Conspiradores se dizem vítimas de conspiração, mafiosos acusam quem os indicia, intelectuais militam na mentira

NADA MAIS sintomático -sintomático da degradação de um partido antes identificado com a ética na política- do que o argumento petista segundo o qual o chamado "escândalo do dossiê" visaria a conturbar o pleno transcurso do calendário eleitoral.
Flagrados de novo em ato explícito de delinqüência, setores próximos ao presidente Lula reagem com um desgastado repertório de absurdos. Confiantes no sucesso da candidatura petista e na credulidade da população, sustentam que o presidente da República "só teria a perder" com a estúpida trama que a Polícia Federal veio a revelar. Tudo teria sido uma tentativa de "melar" as eleições presidenciais.

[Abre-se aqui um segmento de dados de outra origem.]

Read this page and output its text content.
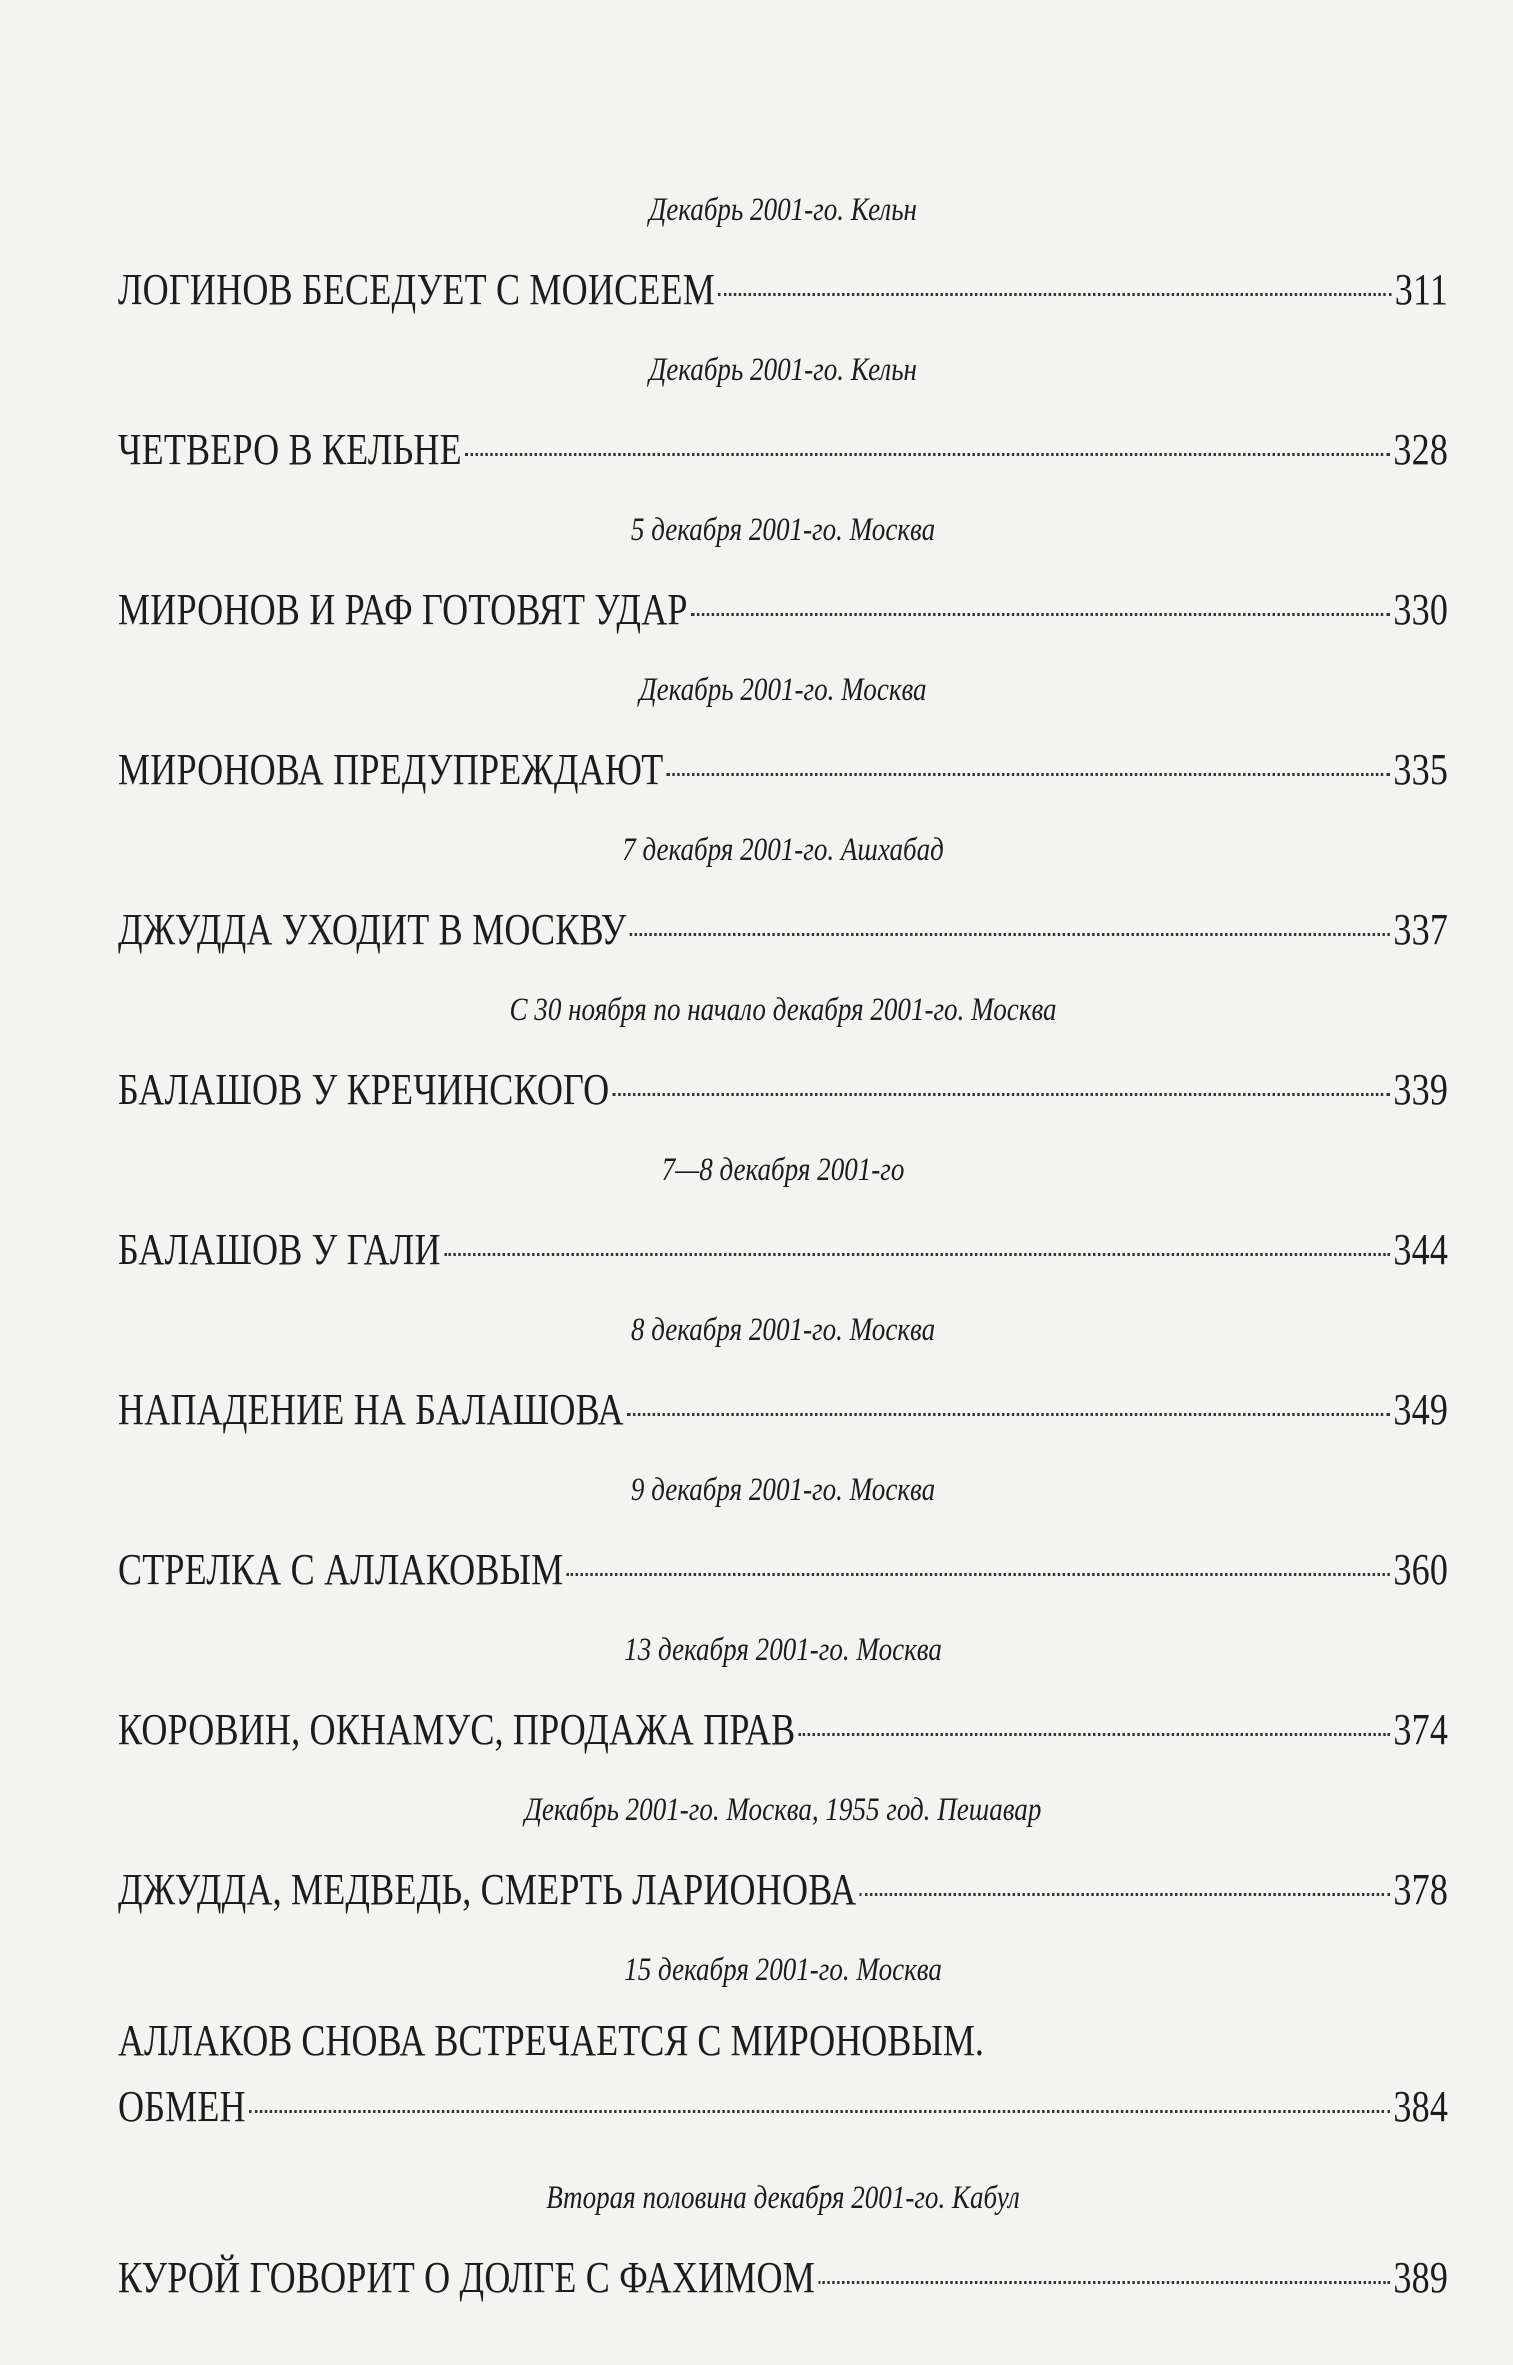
Декабрь 2001-го. Кельн
ЛОГИНОВ БЕСЕДУЕТ С МОИСЕЕМ	311
Декабрь 2001-го. Кельн
ЧЕТВЕРО В КЕЛЬНЕ	328
5 декабря 2001-го. Москва
МИРОНОВ И РАФ ГОТОВЯТ УДАР	330
Декабрь 2001-го. Москва
МИРОНОВА ПРЕДУПРЕЖДАЮТ	335
7 декабря 2001-го. Ашхабад
ДЖУДДА УХОДИТ В МОСКВУ	337
С 30 ноября по начало декабря 2001-го. Москва
БАЛАШОВ У КРЕЧИНСКОГО	339
7—8 декабря 2001-го
БАЛАШОВ У ГАЛИ	344
8 декабря 2001-го. Москва
НАПАДЕНИЕ НА БАЛАШОВА	349
9 декабря 2001-го. Москва
СТРЕЛКА С АЛЛАКОВЫМ	360
13 декабря 2001-го. Москва
КОРОВИН, ОКНАМУС, ПРОДАЖА ПРАВ	374
Декабрь 2001-го. Москва, 1955 год. Пешавар
ДЖУДДА, МЕДВЕДЬ, СМЕРТЬ ЛАРИОНОВА	378
15 декабря 2001-го. Москва
АЛЛАКОВ СНОВА ВСТРЕЧАЕТСЯ С МИРОНОВЫМ.
ОБМЕН	384
Вторая половина декабря 2001-го. Кабул
КУРОЙ ГОВОРИТ О ДОЛГЕ С ФАХИМОМ	389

Não é verdade. De Freud Godoy a Jorge Lorenzetti, de Jorge Lorenzetti a Ricardo Berzoini, o que se viu foi o envolvimento de nomes historicamente ligados a Lula e à hierarquia petista numa trama destinada a favorecer a candidatura de Aloizio Mercadante ao governo de São Paulo.
Caso o esquema desse certo, seriam José Serra, adversário de Mercadante, e Barjas Negri, seu sucessor no Ministério da Saúde do governo Fernando Henrique, as figuras a monopolizar o noticiário em torno do escândalo dos sanguessugas. Se houver, as responsabilidades de ambos terão de ser identificadas com máximo e idêntico rigor.
Mas o esquema não deu certo. O malogro resultou em infortúnio para o PT e seu candidato à Presidência. Revelou-se mais um ato de violência intimidatória -o mais grave, sem dúvida- a cobrir de vergonha a legenda do Partido dos Trabalhadores.
Compra-se, com dinheiro sujo, um dossiê capaz de incriminar oposicionistas. Após o flagrante policial, jorram lágrimas de crocodilo. Conspiradores sem escrúpulo se dizem vítimas de conspiração. Mafiosos acusam quem os indicia. Intelectuais se tornam militantes da mentira. Como nos tempos de Stálin, setores de esquerda se esfalfam em condenar os que não ficam cegos aos desmandos do tirano.
Lula não é nenhum tirano. Mas, se ele próprio é levado a condenar a felonia de seus companheiros, sua candidatura representa a tolerância com toda uma quadrilha.
Uma quadrilha que vê, na ilegalidade, a volta ao charme romântico de uma época em que havia méritos em ser clandestino. Uma quadrilha que aproveita, do messianismo ideológico de outros tempos, os argumentos de que a elite quer apeá-la do poder. Uma quadrilha que, por fidelidade ao chefe, por submissão ao chefe, imagina agradá-lo quando mergulha na prepotência, no autoritarismo, na chantagem e na corrupção.
Talvez o chefe goste disso. Talvez premie, num futuro mandato, asseclas menos desastrados.
Tudo depende do aval que lhe derem as urnas. Esta Folha mantém, como sempre, o compromisso de apartidarismo que está entre as razões de ser de sua atividade jornalística.
Nas eleições que opuseram Fernando Collor de Mello, de um lado, e Luiz Inácio Lula da Silva, de outro, este jornal não tomou partido. Os asseclas de Collor promoveram uma patética invasão da Folha uma semana depois da posse. Os asseclas de Lula por ora se limitam a reclamar de supostas malevolências oposicionistas.
Não há malevolência, porém, diante do fato consumado. Não há inocência tampouco. No âmago do governo Lula, age uma organização disposta a quase tudo para se manter no poder. De seu sucesso -ou não- depende o futuro da democracia brasileira.